- Culture
- 01 Sep 04
Crushing Spiderman like the comparatively insignificant insect he really is (and bear in mind, around these parts we’re still playing with our web-slingers), Mike Mignola’s comic book Thing From Another World storms our screens like the twisted Nazis that spawned him.
Crushing Spiderman like the comparatively insignificant insect he really is (and bear in mind, around these parts we’re still playing with our web-slingers), Mike Mignola’s comic book Thing From Another World storms our screens like the twisted Nazis that spawned him. Forget Peter Parker’s girlie strop in Spidey 2, Hellboy is a proper enfant terrible, like something forged by a focus group comprising Aleister Crowley, Jean-Paul Sartre, Holden Caulfield and some edgy MTV executives.

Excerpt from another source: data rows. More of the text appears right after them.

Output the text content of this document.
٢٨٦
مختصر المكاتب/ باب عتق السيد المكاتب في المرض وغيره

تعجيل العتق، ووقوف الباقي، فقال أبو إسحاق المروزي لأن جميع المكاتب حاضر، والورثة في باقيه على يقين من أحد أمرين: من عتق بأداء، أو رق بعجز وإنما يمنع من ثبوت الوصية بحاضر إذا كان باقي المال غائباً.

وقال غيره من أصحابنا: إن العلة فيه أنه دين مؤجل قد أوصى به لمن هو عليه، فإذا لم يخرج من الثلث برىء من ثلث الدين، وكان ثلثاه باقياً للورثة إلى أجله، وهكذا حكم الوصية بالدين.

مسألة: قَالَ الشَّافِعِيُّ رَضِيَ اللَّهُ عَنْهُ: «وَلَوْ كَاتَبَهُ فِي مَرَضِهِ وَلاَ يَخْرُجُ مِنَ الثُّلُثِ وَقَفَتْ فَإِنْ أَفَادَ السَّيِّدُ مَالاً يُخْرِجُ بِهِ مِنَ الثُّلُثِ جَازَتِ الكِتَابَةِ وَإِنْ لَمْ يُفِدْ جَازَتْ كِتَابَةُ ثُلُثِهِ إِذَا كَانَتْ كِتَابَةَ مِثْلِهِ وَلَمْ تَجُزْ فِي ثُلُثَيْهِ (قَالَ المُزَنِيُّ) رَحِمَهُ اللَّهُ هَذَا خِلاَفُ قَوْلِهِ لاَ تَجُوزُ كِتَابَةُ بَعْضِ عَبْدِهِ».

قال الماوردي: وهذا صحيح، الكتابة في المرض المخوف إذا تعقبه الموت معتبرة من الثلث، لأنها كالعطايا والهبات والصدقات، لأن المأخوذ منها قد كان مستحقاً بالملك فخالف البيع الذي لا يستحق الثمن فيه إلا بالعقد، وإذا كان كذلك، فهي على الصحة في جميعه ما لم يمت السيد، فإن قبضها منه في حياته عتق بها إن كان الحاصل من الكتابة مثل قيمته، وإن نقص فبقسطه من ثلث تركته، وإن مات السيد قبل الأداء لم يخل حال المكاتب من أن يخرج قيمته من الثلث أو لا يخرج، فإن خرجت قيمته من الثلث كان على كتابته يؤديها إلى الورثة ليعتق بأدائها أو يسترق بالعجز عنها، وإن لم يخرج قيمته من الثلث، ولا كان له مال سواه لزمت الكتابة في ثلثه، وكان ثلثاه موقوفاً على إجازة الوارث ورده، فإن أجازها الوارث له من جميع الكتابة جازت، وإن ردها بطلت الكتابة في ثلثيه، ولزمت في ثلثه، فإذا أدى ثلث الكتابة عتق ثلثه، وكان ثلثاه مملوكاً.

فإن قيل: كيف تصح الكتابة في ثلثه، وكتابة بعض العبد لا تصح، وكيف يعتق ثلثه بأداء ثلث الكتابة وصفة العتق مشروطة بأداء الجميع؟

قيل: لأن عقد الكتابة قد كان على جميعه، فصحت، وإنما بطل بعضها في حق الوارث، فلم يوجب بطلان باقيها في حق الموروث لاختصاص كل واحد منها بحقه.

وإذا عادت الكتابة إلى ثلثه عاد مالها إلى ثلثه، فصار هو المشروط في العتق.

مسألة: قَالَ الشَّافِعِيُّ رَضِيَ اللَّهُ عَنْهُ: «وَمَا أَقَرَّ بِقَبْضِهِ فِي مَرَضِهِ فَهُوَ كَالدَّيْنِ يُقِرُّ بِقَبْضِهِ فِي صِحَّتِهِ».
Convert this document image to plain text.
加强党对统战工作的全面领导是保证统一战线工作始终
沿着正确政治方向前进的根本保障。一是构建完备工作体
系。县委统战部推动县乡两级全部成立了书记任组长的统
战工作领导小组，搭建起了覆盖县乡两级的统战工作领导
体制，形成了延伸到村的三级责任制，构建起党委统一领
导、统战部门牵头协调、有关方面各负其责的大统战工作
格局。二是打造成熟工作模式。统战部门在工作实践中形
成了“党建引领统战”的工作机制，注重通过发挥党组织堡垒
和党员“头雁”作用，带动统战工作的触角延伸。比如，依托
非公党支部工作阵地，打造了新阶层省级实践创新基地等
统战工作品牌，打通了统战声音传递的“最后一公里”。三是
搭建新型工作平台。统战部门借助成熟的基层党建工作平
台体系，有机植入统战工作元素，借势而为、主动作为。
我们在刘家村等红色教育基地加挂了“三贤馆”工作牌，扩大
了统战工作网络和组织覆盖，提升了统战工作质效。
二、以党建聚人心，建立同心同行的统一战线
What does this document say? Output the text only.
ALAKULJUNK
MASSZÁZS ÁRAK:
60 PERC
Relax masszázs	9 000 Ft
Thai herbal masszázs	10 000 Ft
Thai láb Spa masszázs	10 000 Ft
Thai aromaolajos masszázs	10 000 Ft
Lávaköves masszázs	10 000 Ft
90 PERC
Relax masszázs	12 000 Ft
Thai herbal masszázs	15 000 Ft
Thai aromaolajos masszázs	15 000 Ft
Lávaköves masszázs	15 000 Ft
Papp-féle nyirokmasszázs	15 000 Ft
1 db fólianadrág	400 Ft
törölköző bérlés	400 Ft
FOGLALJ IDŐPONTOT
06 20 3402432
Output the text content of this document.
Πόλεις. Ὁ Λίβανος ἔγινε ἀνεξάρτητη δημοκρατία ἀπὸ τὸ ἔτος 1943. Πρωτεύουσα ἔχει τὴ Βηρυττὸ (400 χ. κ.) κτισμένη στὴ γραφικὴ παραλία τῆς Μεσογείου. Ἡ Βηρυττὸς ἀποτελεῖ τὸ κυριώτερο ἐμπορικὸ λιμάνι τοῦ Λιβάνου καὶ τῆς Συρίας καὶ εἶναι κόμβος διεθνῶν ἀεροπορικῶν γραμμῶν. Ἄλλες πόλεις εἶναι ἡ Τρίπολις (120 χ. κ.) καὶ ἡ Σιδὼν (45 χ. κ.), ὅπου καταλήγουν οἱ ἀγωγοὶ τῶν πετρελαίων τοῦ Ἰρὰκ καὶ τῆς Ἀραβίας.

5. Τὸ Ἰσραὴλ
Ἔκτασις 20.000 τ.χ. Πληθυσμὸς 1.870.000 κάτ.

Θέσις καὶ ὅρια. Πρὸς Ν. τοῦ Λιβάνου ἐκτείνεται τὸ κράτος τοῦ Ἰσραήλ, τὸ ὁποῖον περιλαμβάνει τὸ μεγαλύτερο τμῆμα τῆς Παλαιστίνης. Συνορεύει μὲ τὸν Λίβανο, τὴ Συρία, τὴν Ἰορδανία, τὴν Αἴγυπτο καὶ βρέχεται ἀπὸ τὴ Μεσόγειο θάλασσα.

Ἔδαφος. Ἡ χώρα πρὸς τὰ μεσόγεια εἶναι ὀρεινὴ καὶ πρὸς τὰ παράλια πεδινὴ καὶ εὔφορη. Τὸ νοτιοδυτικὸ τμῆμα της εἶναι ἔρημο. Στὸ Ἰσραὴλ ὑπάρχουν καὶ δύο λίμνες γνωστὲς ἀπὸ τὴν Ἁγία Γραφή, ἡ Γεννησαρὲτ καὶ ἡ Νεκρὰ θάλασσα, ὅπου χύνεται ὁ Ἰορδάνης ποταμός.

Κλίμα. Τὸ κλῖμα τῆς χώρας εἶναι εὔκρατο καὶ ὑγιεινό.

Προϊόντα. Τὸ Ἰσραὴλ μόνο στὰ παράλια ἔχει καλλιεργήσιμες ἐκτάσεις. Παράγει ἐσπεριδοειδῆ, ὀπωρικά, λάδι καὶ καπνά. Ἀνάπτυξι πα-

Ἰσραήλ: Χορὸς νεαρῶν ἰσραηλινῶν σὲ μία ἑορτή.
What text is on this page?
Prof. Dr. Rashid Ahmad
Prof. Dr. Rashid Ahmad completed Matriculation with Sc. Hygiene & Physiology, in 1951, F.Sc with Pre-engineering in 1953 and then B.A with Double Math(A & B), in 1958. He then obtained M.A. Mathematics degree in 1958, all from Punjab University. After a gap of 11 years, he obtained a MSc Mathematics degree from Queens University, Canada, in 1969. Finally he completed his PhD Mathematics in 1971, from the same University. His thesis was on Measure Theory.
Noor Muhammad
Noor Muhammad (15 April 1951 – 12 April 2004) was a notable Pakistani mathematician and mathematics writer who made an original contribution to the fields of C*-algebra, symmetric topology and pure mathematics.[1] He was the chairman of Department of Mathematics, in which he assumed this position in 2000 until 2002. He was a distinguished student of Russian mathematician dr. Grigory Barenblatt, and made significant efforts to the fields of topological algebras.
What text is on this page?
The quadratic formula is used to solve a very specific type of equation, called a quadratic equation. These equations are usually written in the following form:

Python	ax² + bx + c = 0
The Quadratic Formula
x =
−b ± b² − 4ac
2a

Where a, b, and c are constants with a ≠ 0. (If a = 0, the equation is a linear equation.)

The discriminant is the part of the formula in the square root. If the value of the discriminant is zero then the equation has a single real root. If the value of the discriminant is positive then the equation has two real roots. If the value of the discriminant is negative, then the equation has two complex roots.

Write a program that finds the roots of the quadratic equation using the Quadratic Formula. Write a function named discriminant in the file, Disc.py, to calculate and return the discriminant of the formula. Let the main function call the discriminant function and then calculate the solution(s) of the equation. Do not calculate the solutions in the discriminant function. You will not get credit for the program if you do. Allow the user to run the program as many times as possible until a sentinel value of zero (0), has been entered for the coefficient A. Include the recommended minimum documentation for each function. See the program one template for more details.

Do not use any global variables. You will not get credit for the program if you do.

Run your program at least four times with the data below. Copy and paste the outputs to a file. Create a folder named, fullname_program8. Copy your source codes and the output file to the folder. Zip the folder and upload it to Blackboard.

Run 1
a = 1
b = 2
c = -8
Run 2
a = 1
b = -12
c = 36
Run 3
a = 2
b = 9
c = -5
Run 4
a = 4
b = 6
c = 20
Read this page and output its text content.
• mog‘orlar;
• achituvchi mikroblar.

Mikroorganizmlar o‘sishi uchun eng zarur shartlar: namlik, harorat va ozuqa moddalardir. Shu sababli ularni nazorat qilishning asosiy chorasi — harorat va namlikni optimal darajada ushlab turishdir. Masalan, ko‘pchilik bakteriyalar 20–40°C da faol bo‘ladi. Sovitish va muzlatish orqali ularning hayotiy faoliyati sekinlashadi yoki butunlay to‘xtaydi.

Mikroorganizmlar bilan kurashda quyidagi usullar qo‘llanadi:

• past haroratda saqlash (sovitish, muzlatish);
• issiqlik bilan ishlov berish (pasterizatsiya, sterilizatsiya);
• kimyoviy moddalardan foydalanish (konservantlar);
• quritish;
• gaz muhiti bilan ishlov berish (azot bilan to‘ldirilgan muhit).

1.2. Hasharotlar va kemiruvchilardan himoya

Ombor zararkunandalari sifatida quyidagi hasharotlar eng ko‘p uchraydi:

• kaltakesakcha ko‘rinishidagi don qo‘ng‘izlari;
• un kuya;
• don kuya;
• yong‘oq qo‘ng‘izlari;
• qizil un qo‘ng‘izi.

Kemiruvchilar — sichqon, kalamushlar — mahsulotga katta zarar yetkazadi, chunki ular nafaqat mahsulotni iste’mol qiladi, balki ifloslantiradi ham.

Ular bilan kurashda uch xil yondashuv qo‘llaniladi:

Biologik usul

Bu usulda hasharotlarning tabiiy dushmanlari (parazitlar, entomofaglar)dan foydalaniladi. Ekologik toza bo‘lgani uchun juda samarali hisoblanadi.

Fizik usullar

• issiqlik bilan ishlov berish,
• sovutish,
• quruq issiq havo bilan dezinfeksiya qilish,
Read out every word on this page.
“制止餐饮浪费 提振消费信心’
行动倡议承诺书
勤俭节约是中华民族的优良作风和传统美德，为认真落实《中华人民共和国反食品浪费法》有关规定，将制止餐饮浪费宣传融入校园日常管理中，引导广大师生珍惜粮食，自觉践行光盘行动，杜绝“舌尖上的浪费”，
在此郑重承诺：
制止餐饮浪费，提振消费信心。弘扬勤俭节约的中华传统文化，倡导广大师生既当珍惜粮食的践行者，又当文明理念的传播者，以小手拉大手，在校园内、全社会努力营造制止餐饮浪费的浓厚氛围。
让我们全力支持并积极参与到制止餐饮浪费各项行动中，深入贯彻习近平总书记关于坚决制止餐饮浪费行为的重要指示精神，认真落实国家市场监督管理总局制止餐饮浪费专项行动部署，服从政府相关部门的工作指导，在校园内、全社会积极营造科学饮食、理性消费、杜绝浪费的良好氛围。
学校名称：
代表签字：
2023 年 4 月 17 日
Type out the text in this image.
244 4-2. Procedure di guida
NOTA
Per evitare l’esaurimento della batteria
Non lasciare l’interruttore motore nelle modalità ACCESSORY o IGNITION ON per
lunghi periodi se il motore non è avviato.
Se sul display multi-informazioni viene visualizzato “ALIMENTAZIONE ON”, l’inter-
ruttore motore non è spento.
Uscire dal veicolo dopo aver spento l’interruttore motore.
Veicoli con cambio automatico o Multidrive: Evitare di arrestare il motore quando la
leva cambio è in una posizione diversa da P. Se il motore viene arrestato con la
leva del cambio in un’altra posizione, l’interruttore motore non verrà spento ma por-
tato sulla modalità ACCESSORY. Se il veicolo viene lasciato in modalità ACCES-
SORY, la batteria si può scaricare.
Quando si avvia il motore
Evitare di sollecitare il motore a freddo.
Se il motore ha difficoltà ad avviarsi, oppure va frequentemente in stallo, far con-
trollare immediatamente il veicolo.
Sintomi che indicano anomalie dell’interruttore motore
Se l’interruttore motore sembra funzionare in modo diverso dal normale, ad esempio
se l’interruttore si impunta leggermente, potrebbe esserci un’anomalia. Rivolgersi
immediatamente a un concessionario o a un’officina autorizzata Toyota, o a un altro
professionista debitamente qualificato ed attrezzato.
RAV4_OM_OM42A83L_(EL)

Of course, Hellboy’s origins, as depicted in this inspired adaptation from arch purveyor of gloom, Guillermo del Toro (Blade 2, The Devil’s Backbone, Cronos), are more bemusing still. In 1944, as part of a dastardly attempt to turn their military fortunes around, the aforementioned Nazis – under instruction from an indestructible, blade-fingered, mutant commander – conduct a black mass. Their purpose is to access ‘The Seven Gods Of Chaos’. Mad Monk Rasputin’s even there for the occasion. In Scotland. It’s just that kind of movie.
This nefarious enterprise is foiled by the Allied Forces, but not before the netherworld has spewed forth an infant Hellboy – a cute, ickle scarlet abomination that finds its way into the paternal arms of occult-expert Bruttenholm (an endearing Hurt).
Six decades on, and the now behemoth miscreation – brilliantly essayed by out-sized Ron Perlman (truly, this is the monster he was born to play) – is struggling with puberty, an oedipal crisis and gargantuan HR Gigerish squid thingies that a re-resurrected Rasputin and ghoulish associates have unleashed upon New York. But mutated demon-tentacles are mere trifles compared to the agonies of puppy love, and Hellboy has it bad.
“How am I ever going to get a girl?” he intones balefully, in between filing his horns with an angle-grinder, hiding cigarettes behind his back and stuffing his face with nachos. As it happens, he’s less interested in getting a girl than the girl. The pining devil’s lost object and other ache is Liz (Blair), a beautiful and seductively troubled self-harming firestarter. Alas, a rival for this combustible inamorata (and his Daddy’s affections) appears when Hellboy is teamed up with John Myers, a weedy, wet-behind-the-ears, but conventionally handsome rookie. Will the pair be able to save their Gothamite environs with a blazing hussy potentially coming between them? And will true paranormal love win out?
Such bizarre inquiries seem all the more pressing against the compellingly weird parallel universe del Toro has fashioned – brooding skies, trees wrapped in plastic, piles of discarded typewriters – yep, this is the definitely the work of the Cronos director, but his remarkable touch extends way beyond dark visual flair. The action is never less than Dionysian, the self-reflexive tone (“The whole lonely hero thing”, as Hellboy succinctly puts it) is perfectly pitched, and the gushing climax is a gorgeous, unforgettable entanglement of flaming and foolish hearts.
All hail our new Dark Lord. Well, at least until Ronnie James Dio gets back on the road.